Metteur en scène, comédien et chanteur, il s'est formé parallèlement à L’École Supérieure d’Art dramatique de Paris (ESAD/CNR) et dans la classe de chant lyrique du Conservatoire du Centre de Paris, puis au CRD d’Issy-Les-Moulineaux. Cette double formation l’amène à mettre en scène plusieurs spectacles lyriques, de Claude Terrasse à Menotti en passant par Chabrier, Milhaud, Viardot et Kosma. Sur scène, on a pu le voir dans divers projets, allant du baroque au contemporain, de la méta-comédie de Boulevard au théâtre expérimental. Il travaille principalement au sein du Collectif le Foyer, avec lequel il crée depuis 2008 une dizaine de spectacles et une revue pluridisciplinaire : Le Fourneau Cosmique. Passionné de pédagogie et de transmission, il travaille avec plusieurs troupes amateures, et enseigne notamment à l’ENSATT-Lyon et à Sciences Po-Paris.

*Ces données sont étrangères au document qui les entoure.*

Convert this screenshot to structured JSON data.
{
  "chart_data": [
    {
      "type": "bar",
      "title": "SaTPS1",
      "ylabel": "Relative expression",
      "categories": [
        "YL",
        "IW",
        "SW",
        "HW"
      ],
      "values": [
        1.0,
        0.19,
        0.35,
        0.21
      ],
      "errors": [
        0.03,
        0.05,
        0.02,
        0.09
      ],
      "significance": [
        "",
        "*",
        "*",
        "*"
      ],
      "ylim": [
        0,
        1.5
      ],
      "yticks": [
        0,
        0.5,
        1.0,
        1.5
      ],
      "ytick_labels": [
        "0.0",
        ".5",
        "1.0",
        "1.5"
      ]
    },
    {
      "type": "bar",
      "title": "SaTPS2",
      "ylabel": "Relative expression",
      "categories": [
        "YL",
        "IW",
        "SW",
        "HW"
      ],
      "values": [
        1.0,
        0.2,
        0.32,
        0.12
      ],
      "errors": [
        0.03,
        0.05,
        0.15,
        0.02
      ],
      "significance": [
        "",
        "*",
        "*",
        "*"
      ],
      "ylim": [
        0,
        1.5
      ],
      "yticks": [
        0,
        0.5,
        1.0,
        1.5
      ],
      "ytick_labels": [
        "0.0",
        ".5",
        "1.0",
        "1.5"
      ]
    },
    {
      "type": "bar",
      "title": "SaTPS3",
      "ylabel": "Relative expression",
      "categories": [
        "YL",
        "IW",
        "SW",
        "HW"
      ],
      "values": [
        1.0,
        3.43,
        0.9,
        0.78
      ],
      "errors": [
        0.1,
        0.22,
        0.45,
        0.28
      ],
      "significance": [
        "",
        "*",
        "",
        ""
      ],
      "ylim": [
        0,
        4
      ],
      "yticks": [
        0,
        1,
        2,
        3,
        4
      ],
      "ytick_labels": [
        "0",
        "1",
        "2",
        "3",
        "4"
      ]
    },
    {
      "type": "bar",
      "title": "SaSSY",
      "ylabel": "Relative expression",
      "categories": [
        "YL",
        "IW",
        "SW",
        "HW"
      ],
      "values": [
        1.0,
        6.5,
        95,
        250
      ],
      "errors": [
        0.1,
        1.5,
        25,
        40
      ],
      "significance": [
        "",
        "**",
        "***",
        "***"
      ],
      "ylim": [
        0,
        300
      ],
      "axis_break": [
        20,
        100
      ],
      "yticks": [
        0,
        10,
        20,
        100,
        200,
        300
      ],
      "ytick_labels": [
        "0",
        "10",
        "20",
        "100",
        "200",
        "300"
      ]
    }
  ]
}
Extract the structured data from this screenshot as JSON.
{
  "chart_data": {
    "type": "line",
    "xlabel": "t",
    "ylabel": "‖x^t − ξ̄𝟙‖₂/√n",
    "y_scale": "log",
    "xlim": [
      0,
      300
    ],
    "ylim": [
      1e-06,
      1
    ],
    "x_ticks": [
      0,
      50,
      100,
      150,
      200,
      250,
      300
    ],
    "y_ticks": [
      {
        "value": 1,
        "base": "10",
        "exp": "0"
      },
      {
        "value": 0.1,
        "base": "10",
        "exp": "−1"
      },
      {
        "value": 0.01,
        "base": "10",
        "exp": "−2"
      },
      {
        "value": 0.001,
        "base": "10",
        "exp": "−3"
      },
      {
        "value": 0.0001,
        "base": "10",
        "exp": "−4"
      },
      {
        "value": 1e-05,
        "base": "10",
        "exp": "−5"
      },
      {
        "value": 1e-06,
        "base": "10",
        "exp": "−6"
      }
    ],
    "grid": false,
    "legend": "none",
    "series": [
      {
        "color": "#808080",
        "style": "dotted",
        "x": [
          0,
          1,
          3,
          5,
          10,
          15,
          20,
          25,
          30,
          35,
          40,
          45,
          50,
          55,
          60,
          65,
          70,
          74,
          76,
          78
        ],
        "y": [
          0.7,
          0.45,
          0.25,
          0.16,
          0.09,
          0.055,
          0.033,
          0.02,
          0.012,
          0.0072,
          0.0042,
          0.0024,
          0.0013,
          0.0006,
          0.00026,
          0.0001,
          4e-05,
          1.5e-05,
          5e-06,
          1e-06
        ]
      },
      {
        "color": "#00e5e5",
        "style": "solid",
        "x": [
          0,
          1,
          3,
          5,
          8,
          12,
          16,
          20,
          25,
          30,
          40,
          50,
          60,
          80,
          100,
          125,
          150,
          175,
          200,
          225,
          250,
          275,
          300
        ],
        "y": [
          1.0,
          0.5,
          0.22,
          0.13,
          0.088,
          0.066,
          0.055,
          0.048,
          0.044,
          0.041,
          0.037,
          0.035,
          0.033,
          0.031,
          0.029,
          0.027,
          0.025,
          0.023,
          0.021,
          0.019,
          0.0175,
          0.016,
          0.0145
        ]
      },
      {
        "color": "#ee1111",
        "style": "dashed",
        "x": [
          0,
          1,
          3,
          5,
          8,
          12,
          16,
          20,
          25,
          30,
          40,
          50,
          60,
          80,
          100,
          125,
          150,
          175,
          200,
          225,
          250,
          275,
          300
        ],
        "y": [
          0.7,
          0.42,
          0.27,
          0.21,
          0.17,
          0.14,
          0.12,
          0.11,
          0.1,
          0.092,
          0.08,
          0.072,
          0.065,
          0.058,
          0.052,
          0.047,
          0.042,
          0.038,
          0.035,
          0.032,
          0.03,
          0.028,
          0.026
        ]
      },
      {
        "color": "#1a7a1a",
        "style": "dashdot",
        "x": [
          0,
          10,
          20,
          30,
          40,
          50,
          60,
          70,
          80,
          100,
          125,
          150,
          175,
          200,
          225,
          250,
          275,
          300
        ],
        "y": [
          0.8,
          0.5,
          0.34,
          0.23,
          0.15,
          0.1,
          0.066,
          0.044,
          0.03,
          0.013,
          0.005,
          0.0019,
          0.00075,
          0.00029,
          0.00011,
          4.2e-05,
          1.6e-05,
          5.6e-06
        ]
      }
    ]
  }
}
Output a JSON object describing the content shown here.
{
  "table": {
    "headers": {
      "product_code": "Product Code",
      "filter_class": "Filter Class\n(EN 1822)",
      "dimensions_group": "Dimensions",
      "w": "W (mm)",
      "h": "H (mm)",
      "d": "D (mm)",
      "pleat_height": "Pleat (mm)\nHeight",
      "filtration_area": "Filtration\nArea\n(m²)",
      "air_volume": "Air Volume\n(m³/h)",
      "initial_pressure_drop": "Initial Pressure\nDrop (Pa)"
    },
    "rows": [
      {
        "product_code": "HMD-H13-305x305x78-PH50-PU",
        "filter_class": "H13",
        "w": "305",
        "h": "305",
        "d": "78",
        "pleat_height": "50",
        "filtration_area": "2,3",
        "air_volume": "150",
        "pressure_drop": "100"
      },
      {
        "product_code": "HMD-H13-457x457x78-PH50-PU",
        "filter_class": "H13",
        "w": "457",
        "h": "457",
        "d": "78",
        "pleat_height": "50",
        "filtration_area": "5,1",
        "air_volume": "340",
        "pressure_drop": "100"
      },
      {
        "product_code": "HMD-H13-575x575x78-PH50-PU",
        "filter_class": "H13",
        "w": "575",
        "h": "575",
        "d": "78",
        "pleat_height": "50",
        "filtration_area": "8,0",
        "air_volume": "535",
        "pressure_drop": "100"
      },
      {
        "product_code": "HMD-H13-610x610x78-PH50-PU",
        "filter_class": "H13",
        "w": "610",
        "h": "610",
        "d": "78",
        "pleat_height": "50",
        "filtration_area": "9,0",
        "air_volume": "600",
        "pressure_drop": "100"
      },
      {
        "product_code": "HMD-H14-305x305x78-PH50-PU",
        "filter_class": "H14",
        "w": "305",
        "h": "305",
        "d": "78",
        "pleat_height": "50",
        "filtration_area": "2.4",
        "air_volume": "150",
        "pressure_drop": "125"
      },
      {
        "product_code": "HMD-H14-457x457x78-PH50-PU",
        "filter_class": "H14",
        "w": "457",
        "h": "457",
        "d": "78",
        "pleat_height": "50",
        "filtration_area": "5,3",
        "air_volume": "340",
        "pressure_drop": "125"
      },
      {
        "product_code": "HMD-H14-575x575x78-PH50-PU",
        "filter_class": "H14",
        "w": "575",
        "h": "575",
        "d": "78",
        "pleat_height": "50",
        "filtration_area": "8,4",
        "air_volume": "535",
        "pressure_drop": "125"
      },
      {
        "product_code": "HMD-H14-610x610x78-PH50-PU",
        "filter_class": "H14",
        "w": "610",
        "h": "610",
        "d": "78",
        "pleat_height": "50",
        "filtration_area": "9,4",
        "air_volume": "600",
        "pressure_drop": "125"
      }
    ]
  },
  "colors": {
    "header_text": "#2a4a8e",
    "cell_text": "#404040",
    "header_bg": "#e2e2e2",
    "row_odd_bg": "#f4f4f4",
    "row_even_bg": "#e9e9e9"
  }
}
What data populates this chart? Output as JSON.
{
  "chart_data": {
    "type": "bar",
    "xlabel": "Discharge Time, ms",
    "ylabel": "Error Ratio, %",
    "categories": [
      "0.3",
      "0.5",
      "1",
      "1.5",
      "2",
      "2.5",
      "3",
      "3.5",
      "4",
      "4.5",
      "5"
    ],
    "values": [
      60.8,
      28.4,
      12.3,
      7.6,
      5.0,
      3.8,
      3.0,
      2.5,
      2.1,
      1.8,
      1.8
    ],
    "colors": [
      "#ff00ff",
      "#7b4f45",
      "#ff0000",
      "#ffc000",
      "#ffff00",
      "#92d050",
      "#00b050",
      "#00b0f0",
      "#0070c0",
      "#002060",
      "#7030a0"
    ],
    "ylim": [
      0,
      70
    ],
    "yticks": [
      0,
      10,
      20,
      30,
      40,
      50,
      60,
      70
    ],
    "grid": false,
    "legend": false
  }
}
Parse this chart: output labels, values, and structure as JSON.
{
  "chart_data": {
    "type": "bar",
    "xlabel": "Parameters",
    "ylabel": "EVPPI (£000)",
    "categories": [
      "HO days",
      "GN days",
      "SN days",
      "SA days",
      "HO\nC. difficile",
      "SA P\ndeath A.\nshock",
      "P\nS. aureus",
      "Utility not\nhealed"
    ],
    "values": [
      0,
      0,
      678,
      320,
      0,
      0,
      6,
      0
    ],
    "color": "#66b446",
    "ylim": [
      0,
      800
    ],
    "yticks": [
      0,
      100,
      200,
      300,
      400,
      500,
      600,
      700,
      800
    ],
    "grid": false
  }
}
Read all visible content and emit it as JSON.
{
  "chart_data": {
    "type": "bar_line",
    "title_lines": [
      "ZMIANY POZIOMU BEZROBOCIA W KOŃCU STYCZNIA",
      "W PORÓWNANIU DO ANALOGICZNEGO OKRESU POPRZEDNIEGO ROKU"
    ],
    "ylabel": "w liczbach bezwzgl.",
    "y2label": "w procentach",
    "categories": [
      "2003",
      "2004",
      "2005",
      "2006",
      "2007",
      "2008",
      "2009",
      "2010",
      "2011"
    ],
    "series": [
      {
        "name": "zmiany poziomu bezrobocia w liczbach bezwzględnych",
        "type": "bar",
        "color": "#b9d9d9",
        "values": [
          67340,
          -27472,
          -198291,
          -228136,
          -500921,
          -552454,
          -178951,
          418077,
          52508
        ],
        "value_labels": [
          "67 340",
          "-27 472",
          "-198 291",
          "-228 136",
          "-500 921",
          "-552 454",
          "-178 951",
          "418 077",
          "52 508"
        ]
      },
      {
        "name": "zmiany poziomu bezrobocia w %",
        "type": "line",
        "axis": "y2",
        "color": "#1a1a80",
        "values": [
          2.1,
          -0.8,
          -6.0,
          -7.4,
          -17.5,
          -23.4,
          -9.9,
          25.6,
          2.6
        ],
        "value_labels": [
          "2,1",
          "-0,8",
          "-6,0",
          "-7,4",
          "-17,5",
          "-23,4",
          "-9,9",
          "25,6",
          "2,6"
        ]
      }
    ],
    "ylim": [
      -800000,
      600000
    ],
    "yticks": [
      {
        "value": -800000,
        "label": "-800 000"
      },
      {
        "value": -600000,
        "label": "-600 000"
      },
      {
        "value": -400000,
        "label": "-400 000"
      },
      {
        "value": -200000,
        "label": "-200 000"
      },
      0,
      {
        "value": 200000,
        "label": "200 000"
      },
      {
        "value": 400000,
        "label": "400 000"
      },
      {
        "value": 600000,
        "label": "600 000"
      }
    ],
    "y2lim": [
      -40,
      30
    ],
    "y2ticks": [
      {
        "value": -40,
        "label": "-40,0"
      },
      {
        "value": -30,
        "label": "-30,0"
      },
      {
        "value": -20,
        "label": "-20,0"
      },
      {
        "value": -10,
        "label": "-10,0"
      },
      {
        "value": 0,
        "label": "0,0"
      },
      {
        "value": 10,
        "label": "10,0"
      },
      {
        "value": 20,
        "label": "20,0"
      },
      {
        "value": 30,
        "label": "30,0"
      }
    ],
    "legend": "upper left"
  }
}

Les retours élogieux de la première édition :

Article sur le site De la cour au jardin

Le Groupe Lyrique, ensemble vocal composé d'amateurs de très, mais alors très haut niveau, s'est emparé à l'Auditorium Saint-Germain du Mikado, une opérette que l'on doit au célèbre duo britannique Gilbert et Sullivan.

Nous sommes en effet en 1885, les deux compères décident d'écrire et de mettre en musique un argument se déroulant dans un Japon de fantaisie, un Japon mi-idéalisé mi-fantasmé très en vogue à l'époque. Un Japon d'opérette, quoi...

Dans ce pays-du-soleil-levant-là, figurez-vous que le flirt est interdit, sous peine de décapitation. Cette interdiction va évidemment engendrer bien des péripéties, notamment pour Nanki-Pooh, le fils du Mikado, obligé de s'enfuir de la cellule familiale pour cause de romance trop poussée. Il parcourt les routes du pays en simple ménestrel et va tomber amoureux de la belle Yum-Yum, hélas promise au mariage au tailleur Ko-Ko. Mais la loi anti-flirt va devoir également s'appliquer à ce Ko-Ko qui va finalement se retrouver bourreau en chef, ceci lui permettant de ne pas avoir à se décapiter lui-même.

Vous suivez ? Non ? Peu importe !

Ce qui compte ici, ce sont les rires générés par toutes ces situations plus délirantes les unes que les autres.

Le Groupe Lyrique nous propose un spectacle musical de grande qualité. Le chœur notamment m'a vraiment impressionné : j'ai entendu un ensemble cohérent, très équilibré, une vraie pâte sonore. Les solistes ne sont pas en reste, avec notamment le ténor Alain Giron, interprétant ce pauvre Ko-Ko, le baryton Mathieu Guigue (le noble Pish-Tush), sans oublier l'autre baryton Bernard Zakia en grand Chambellan. Non seulement ces trois-là chantent très bien, mais ils possèdent une réelle vis comica, une puissance comique et un beau jeu d'acteur. Chez les filles, la soprano Nora Ketir est une Yum-Yum de très belle tenue.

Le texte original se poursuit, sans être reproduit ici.